We were often raised with very limited knowledge of the human body, and we tend to be stoic ignorers of health problems. These issues tend to be interrelated

  • Fear/terror of doctors/dentists and all things related to it.  Recommend your doctor and dentist, or offer to help your friend find one. Share positive experiences you’ve had with people in the medical profession. Help calm their fears. 
  • Procrastinating on making appointments for routine visits. This is often related to not having a primary care physician in the first place and an underlying fear of the medical environment in general. Recommend that they schedule their next annual (or twice-yearly) appointment while they are at the office. (Some offices will send a reminder card or make a courtesy call a month or two out to schedule an appointment. Dental offices regularly schedule twice-yearly cleanings six months in advance.) 

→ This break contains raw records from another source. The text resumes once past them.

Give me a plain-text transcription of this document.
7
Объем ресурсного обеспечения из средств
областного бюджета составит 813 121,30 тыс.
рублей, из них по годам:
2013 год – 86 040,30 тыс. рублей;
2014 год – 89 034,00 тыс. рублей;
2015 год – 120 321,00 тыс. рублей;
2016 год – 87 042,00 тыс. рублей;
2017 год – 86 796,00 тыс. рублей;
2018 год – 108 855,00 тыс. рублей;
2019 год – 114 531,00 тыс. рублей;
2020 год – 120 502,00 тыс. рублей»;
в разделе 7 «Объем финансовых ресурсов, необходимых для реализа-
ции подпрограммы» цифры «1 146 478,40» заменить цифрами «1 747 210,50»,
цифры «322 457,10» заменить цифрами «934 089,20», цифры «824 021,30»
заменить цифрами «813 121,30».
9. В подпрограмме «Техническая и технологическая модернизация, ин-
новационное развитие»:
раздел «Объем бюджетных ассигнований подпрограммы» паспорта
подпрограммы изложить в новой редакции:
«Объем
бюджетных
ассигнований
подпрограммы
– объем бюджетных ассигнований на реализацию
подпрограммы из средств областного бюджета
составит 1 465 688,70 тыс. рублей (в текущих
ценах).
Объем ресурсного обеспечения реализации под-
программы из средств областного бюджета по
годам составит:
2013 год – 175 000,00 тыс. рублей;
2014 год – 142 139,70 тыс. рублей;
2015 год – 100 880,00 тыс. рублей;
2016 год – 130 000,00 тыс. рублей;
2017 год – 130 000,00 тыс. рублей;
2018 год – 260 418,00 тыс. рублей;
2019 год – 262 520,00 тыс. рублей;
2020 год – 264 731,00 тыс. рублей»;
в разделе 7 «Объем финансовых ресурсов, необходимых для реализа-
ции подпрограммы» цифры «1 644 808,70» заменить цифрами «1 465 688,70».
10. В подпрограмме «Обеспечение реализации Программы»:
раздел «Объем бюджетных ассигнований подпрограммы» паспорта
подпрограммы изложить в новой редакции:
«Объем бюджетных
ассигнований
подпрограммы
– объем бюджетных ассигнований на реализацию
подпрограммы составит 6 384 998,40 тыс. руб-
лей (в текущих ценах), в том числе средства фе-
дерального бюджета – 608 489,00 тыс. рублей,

  • Ignoring or downplaying symptoms. Ask how they’re doing, and if the answer seems a little evasive ask again and show your genuine concern. How long as the problem been going on? Are you being good to yourself? (Use your best judgment, don’t interrogate.) 
  • Putting off having problems checked out.  Offer to accompany or drive your friend to the doctor or dentist’s office. Encourage them to be forthcoming when asked questions about their health history. 
  • Not knowing the basics of self-care. Christian Scientists are taught to guard their thoughts but ignore their body. Consequently, they often don’t know the basics of maintaining a healthy body, beyond simple hygiene. Feel free to direct them to resources that are available in book form or online, some specific to the needs of women or men. 
  • Discomfort and unfamiliarity with typical medical terminology. Asking simple questions about symptoms can evoke answers the CSist may not understand. Because they may feel many emotions about medical care, it may be hard for them to ask for more details about those answers. Be willing to explain (without laughter or judgement) simple medical terms the CSist might be unfamiliar with. Offer resources with definitions and examples.
  • Struggling to find the balance between the ‘hard science’ and ‘alternative’ options of non-Christian Science care. The Christian Scientist may gravitate toward fringe practices that may not have much science proving their effectiveness. They may find web sites or videos covering topics that are put forth by sources with limited credibility. This is honestly no different than non-Christian Scientist folks in our world. Be willing to discuss (again, without laughter and judgement) the theories and sources your Christian Scientist friend is considering. Help them learn what counts as a credible online source and what doesn’t. Help them learn how to research medical issues online, when they are likely incredibly overwhelmed by the process.